Sermon for Epiphany Observed, preached on Sunday, January 3, 2016.
The conversation the Magi had with Herod was extremely nuanced. Did you notice what Herod did not say? When asked about the King of the Jews, Herod did not claim to be King of the Jews. Herod was living a lie. He could not claim what he knew to be a lie – not even despicable old Herod! He lived a lie, sitting as King, a puppet of the Romans and no friend to the Jews. But hidden in our lies God brings the unpleasant truth none of us likes to hear or admit. When confronted with it, we cannot deny it; but instead of pain we find salvation there!
The Word of God is unpleasant truth that intrudes upon the comfortable lies of our everyday lives. We tell ourselves that sin is normal, that you can’t avoid it so make your peace with it. We tell ourselves that our sins are not as bad as the sins of others. We tell ourselves that we can make up for our sins and God really doesn’t expect anyone to be good, anyway. Sin is not natural – it is a corruption of our nature. Eden corrupted what God had made and turned us into lies who prefer lies to truth.
We say that sin is more an occasional lapse when we are weak more than it is a fatal condition that infects ever inch of us. That is the comfortable lie but the truth is that we wear the clothing of death and sin has tainted everything we are and do.
We tell ourselves that all we really need is a little motivation and we can be better people, that faith is more about inspiring the best in us than anything else. But we don’t need a better cheering section to be good people. What need is a Savior who exposes the shameful lies of sin and its death with the light that shines in the darkness. We need a Savior and Redeemer. We don’t need a King to look up to but a Savior who dies for us.
The devil is constantly telling us to hide in the shadows, to live in the lies that appear comfortable but only impart misery. Christ does just the opposite. He exposes the lies and delivers to us the hard truth that saves. We don’t need a role model but a Savior who is born of the Spirit and a Virgin in the most unlikely of places like Bethlehem.
We have a God who comes to us because we could not come to Him. He came to wear the soiled clothing of our sin and in the great and surprising exchange, He gives us His holiness as our new clothing. We do not need a road map to God but a God who finds us in our lost and sinful condition, who sorts out the comfortable lies that we tell ourselves, and leads us into the Light of His truth where salvation is to be found.

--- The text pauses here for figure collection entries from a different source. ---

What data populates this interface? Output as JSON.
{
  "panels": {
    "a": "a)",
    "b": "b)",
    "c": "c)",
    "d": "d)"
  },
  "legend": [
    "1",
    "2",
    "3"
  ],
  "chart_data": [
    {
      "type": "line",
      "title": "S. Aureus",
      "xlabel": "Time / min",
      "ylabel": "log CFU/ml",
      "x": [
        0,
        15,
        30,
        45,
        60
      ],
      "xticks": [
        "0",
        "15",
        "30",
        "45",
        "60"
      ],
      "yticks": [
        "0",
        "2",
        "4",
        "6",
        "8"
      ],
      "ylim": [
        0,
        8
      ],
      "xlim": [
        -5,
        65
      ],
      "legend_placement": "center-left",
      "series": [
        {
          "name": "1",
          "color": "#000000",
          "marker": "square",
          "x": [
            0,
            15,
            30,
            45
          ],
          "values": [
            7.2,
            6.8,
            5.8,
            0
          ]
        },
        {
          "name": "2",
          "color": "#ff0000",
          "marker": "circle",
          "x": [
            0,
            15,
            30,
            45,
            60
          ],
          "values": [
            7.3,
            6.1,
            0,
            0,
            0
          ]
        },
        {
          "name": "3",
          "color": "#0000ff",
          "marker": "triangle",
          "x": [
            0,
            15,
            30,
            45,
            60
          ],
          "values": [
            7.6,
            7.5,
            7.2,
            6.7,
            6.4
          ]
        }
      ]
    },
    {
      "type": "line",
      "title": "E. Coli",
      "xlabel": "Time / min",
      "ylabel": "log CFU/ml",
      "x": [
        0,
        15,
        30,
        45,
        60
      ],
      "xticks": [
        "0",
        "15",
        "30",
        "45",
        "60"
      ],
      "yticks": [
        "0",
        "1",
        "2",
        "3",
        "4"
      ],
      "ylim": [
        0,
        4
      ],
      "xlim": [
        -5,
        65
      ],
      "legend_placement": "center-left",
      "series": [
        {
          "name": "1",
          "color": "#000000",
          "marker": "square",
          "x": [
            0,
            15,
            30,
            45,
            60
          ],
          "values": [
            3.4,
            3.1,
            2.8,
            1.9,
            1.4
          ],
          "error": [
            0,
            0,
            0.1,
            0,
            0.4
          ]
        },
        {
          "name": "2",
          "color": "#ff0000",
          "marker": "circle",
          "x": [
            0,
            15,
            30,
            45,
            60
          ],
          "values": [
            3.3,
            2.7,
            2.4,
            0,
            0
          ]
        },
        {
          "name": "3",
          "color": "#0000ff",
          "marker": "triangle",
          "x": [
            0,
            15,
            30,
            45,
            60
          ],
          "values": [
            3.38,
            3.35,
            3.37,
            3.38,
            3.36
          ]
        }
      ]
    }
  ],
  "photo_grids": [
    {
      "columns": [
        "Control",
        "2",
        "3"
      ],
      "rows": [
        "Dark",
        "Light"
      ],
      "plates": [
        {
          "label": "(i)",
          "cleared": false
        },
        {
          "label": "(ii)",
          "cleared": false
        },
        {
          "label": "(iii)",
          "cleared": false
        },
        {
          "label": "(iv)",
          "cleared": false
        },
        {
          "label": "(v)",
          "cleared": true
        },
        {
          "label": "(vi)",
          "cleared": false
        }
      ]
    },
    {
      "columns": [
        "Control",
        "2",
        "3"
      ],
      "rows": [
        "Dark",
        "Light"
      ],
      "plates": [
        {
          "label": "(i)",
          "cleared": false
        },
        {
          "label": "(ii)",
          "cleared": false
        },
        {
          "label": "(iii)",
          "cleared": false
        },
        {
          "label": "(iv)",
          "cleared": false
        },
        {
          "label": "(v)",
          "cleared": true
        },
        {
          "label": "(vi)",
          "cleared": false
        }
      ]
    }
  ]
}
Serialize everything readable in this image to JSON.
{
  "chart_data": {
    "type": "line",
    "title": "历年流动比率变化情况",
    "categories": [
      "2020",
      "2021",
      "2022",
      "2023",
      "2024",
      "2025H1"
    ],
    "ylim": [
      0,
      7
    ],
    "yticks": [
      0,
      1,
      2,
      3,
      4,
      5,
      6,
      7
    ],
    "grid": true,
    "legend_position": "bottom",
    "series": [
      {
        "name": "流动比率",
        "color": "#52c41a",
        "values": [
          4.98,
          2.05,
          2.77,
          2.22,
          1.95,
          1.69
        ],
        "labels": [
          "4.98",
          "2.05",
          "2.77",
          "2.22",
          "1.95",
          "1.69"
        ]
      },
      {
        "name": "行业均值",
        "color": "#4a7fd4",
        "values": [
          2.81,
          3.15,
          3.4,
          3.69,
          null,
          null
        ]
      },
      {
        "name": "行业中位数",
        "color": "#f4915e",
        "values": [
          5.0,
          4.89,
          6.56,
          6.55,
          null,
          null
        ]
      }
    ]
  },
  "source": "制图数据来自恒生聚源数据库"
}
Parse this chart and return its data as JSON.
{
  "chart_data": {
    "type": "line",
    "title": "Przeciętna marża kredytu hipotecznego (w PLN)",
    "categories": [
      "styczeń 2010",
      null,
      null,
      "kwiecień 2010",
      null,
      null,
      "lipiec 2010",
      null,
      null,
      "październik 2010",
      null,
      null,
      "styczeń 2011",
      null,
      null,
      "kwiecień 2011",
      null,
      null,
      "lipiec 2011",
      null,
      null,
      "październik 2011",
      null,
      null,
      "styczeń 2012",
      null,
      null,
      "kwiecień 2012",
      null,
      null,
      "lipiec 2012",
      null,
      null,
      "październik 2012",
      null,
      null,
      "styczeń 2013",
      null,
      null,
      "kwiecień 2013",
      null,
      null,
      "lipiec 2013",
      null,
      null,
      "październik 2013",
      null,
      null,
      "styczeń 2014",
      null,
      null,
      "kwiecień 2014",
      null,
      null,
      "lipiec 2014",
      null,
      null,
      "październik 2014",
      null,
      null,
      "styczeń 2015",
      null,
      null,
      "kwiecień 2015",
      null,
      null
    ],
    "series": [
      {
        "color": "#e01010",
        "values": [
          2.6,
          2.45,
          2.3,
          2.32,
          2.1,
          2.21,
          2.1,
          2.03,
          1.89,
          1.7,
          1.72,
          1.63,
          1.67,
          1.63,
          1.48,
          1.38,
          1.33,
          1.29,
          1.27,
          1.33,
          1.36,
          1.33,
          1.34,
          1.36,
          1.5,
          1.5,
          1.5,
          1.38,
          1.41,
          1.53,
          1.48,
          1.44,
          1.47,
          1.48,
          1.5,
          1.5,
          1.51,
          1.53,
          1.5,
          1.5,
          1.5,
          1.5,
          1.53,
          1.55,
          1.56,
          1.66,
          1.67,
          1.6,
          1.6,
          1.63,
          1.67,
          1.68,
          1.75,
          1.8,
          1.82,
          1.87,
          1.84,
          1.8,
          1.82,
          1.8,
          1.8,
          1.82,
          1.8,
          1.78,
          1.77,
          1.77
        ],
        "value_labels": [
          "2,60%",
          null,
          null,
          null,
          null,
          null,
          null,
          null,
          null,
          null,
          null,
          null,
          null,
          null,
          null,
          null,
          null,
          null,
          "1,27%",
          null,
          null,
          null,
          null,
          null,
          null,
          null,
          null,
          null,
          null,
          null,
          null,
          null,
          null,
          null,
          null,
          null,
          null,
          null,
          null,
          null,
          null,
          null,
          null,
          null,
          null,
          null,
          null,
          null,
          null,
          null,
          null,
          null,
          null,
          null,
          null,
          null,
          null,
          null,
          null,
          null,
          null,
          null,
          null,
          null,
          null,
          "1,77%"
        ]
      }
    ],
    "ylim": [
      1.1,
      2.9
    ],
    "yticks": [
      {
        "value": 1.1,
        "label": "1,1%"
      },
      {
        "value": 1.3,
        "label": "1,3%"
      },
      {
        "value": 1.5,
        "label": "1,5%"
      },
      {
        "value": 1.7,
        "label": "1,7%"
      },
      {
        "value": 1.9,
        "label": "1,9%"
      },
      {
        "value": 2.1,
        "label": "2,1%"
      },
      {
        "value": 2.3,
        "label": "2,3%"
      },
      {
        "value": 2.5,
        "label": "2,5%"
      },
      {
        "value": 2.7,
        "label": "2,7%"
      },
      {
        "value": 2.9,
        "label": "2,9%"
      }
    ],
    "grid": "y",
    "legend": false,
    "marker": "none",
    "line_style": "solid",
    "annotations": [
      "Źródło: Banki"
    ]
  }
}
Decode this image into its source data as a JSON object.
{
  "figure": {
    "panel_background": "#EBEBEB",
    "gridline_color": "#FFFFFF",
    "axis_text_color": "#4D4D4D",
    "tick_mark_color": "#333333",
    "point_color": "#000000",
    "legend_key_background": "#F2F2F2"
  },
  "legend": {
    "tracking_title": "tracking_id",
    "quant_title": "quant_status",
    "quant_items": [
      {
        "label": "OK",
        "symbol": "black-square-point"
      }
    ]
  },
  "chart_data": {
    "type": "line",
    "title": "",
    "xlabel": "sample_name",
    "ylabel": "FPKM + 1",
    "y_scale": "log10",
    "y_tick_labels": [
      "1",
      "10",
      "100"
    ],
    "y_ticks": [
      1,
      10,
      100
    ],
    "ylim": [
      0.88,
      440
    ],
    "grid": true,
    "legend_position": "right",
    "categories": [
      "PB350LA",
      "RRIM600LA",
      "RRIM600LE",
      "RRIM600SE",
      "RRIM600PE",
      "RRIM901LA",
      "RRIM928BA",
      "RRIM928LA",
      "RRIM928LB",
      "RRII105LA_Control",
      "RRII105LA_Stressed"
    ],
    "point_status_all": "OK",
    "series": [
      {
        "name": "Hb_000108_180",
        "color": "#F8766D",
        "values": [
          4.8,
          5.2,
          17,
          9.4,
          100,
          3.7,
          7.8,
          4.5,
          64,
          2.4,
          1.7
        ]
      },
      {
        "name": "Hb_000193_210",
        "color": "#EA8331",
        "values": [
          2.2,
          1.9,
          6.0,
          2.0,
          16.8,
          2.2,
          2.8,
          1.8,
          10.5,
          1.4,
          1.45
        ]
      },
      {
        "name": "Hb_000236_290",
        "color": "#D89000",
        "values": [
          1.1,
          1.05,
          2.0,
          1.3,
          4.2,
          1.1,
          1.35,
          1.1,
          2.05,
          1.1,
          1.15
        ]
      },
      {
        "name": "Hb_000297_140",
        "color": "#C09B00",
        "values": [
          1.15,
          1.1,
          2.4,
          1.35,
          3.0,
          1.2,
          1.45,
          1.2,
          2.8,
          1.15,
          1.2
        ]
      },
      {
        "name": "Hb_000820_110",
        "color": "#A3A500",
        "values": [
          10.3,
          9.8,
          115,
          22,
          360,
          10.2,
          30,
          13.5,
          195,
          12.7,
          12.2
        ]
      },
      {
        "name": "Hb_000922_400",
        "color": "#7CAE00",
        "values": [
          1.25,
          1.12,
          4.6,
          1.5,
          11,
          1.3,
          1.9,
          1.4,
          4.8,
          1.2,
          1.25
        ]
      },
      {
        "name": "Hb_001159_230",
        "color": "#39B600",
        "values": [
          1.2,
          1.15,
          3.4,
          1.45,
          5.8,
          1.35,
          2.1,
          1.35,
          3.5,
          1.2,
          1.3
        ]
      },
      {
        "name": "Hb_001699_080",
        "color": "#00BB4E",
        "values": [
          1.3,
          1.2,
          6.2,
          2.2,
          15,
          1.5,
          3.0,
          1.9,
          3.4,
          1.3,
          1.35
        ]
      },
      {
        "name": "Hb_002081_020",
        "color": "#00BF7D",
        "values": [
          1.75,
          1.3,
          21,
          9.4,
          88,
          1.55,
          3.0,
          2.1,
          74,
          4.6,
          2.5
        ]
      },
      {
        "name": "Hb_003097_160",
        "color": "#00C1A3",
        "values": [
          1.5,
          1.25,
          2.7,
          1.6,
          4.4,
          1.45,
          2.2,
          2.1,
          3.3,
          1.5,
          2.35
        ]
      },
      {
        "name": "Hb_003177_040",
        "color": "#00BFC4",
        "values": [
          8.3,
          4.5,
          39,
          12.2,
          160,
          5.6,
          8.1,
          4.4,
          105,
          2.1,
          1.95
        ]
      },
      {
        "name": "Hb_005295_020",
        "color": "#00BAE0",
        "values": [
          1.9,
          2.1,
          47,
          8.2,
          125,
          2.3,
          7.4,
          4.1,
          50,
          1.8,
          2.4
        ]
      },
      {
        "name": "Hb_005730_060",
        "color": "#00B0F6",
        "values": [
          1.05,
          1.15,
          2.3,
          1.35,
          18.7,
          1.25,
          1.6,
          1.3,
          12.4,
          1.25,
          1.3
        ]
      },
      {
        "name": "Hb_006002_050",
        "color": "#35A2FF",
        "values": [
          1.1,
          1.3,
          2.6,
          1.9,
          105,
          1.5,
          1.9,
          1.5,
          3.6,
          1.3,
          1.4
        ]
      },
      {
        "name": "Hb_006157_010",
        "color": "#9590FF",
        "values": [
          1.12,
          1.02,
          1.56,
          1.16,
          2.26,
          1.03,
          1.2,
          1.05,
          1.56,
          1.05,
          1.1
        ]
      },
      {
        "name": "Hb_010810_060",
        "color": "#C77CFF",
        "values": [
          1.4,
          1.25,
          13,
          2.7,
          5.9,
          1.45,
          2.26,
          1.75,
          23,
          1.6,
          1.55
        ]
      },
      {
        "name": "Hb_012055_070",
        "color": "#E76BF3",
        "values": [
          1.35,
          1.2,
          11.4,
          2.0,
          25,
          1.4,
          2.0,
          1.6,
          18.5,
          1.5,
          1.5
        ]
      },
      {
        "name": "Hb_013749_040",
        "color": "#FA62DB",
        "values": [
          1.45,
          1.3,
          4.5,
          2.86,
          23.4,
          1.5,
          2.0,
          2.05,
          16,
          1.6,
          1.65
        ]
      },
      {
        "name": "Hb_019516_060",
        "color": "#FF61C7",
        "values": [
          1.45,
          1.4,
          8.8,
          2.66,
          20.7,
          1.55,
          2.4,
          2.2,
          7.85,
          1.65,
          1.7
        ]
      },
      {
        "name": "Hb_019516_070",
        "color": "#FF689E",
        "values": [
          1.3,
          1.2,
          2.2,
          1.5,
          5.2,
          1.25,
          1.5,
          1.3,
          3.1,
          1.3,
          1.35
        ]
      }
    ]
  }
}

For all his bravado, Herod knew the truth. He was a sham of a king living on a borrowed throne that belonged to another. The Magi’s presence made him confront the lie he tried to avoid.
Every Sunday the Word of the Lord shines like the star that led the Magi. It brings us to the place where lies are exchanged for truth that saves. It takes our dead flesh and breathes into it the life of the Spirit so that we might confront our lies and believe the truth. Every Sunday is an Epiphany, a weekly Epiphany, truth telling to sinners who love their lies and who find comfort in the shadows and darkness where lies live.
We don’t need a motivator. We don’t need someone to inspire us. We don’t need a little push to get us over the top. We don’t occasional forgiveness for occasional sins. We need the Light that shines in the darkness, that leads the blind to see, the deaf to hear, the lame to walk, the dead to live. We need a Savior strong enough to wear our flesh and blood and carry the burden of our every sin even to death on a cross. We need truth that confronts all our lies and exposes all our sin. We need a voice strong enough to call us to repentance.
The voice of God speaks in no half-truths nor does it lie. It speaks only truth – the hard truth that saves. Even strangers from the East who do not belong find a home where this truth lives in the flesh and blood of our Savior. Herod knew enough to fear the truth – for truth cannot co-exist with lies. So, now we come. Let us be as honest. The mercy of God cannot live in hearts that love lies and darkness and sin. Believe, repent, live.
The Light of Christ shines in the darkness. It brings the out cast and foreigner to find home in the mercy of God. It calls the fearful from their comfortable shadows, darkness, and lies into the Light of Christ that saves. It shines where death once reigned and it refuses to allow death its victory. That is the King of Kings whom the Magi found where prophets had promised. In Epiphany we come where prophets have also promised the King of Kings will be – forgiving the sinner, welcoming the stranger, giving the outcast a home, and bestowing life upon the dead in trespasses and sins. What a blessed Epiphany!